Emergency conditions. 'Those circumstances that would cause a reasonable person to believe that entry (or other relevant prompt action) was necessary to prevent physical harm to the officers or other persons, the destruction of relevant evidence, the escape of a suspect, or some other consequence improperly frustrating legitimate law enforcement efforts.' United States v. McConney, 728 F.2d 1195, 1199 (9th Cir.), cert. denied, 469 U.S. 824 (1984).
Exigent circumstances may excuse failure to make an announcement or to wait for the occupant to refuse entry. United States v. Mendonsa, 989 F. 2d 366, 370 (9th Cir. 1993). The existence of exigent circumstances is a mixed question of fact and law reviewed de novo. Id.
A search is reasonable, and a search warrant is not required, if all of the circumstances known to the officer at the time, would cause a reasonable person to believe that entry or search was necessary to prevent physical harm to the officer or other persons/the destruction or concealment of evidence/the escape of a suspect, and if there was insufficient time to get a search warrant.
The federal 'knock and announce' statute, 18 U.S.C. S 3109. Section 3109 requires 'police officers [to] knock, announce and be refused entry before they break into a residence. Exigent circumstances excuse noncompliance.' United States v. Turner, 926 F.2d 883, 886 (9th Cir.), cert. denied, 502 U.S. 830 (1991). Specifically, the court found that immediate entry was necessary 'for [the officers'] protection and the protection of others inside as well as to prevent the destruction of any drugs in defendant's possession or in the home.'
A simultaneous, no-refusal entry is permissible if at least 'mild exigent circumstances' were present. See United States v. McConney, 728 F.2d 1195, 1206 (9th Cir.) (en banc) (mild exigency is sufficient to justify simultaneous knock/announce and entry if entry does not require physical destruction of property), cert. denied, 469 U.S. 824 (1984); United States v. Whitney, 633 F.2d 902, 909 (9th Cir.'80) ('only a mild indication of exigency is required to excuse noncompliance with the `refusal of admittance' requirement of section 3109'), cert. denied, 450 U.S. 1004 (1981).
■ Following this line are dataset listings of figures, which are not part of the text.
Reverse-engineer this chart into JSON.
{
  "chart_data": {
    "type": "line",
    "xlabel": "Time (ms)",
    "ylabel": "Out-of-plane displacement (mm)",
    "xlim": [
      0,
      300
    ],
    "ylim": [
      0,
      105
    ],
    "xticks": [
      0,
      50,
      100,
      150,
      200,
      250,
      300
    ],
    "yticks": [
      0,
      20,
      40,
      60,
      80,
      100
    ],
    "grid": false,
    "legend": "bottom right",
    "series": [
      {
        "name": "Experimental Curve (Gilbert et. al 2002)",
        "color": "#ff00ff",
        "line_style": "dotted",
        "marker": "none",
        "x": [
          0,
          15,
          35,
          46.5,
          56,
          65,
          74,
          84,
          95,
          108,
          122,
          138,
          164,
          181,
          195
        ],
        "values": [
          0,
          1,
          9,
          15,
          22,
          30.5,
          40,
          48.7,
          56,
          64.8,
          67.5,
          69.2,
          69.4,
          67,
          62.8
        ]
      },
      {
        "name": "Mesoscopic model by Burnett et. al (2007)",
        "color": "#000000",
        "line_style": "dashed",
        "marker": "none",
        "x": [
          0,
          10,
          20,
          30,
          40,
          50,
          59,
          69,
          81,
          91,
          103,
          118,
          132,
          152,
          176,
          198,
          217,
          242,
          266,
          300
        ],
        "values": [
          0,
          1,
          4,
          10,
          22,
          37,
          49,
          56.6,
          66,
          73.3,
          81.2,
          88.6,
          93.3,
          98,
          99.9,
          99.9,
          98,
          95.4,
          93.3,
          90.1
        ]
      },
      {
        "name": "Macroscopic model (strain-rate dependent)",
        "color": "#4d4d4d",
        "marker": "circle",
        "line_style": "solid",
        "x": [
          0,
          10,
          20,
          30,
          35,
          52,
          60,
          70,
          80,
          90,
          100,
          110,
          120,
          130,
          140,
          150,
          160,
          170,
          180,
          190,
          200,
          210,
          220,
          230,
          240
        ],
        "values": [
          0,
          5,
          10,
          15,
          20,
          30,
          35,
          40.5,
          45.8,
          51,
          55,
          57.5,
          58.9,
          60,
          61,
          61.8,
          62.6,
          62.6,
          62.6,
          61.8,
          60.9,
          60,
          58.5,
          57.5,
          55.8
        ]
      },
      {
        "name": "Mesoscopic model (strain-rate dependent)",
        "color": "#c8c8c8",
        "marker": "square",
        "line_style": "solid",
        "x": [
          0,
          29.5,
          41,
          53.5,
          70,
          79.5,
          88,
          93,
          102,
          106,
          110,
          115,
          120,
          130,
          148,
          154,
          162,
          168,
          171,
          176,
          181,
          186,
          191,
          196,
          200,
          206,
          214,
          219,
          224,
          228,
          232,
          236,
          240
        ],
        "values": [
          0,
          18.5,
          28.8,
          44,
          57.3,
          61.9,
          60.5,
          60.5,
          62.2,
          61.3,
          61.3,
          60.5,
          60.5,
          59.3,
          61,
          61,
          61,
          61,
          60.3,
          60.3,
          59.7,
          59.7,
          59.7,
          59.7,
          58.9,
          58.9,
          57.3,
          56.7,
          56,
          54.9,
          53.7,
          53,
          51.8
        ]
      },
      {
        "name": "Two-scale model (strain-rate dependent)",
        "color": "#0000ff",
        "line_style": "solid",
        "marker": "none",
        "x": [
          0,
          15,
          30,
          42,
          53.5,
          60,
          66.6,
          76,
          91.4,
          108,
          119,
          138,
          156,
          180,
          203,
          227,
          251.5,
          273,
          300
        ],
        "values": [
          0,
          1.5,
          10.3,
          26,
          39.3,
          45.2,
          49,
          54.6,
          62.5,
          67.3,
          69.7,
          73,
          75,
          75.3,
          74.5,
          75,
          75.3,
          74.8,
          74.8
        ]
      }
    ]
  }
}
When police have a reasonable and sincere fear that someone is in jeopardy and contraband might be destroyed, this usually constitutes sufficient exigency to justify a simultaneous, no-refusal entry. See McConney, 728 F.2d at 1206; Whitney, 633 F.2d at 909-10.
Exigencies created by the government cannot be the basis for excusing compliance with the warrant requirement. See, e.g., United States v. Hackett, 638 F.2d 1179, 1183-85 (9th Cir.'80), cert. denied, 450 U.S. 1001 (1981); United States v. Curran, 498 F.2d 30, 34 (9th Cir.'74). The rule has been applied only in cases where exigencies arose 'because of unreasonable and deliberate [conduct] by officers,' in which the officers ' consciously established the condition which the government now points to as an exigent circumstance.' See, e.g., Curran, 498 F.2d at 34 (emphasis added); Hackett, 638 F.2d at 1183; United States v. Calhoun, 542 F.2d 1094, 1102-03 (9th Cir.'76), cert. denied, 429 U.S. 1064 (1977). an honest miscommunication is not a case where the government purposely tried to circumvent the requirements of section 3109. Cf. Hackett, 638 F.2d at 1184-85; Curran, 498 F.2d at 33-34.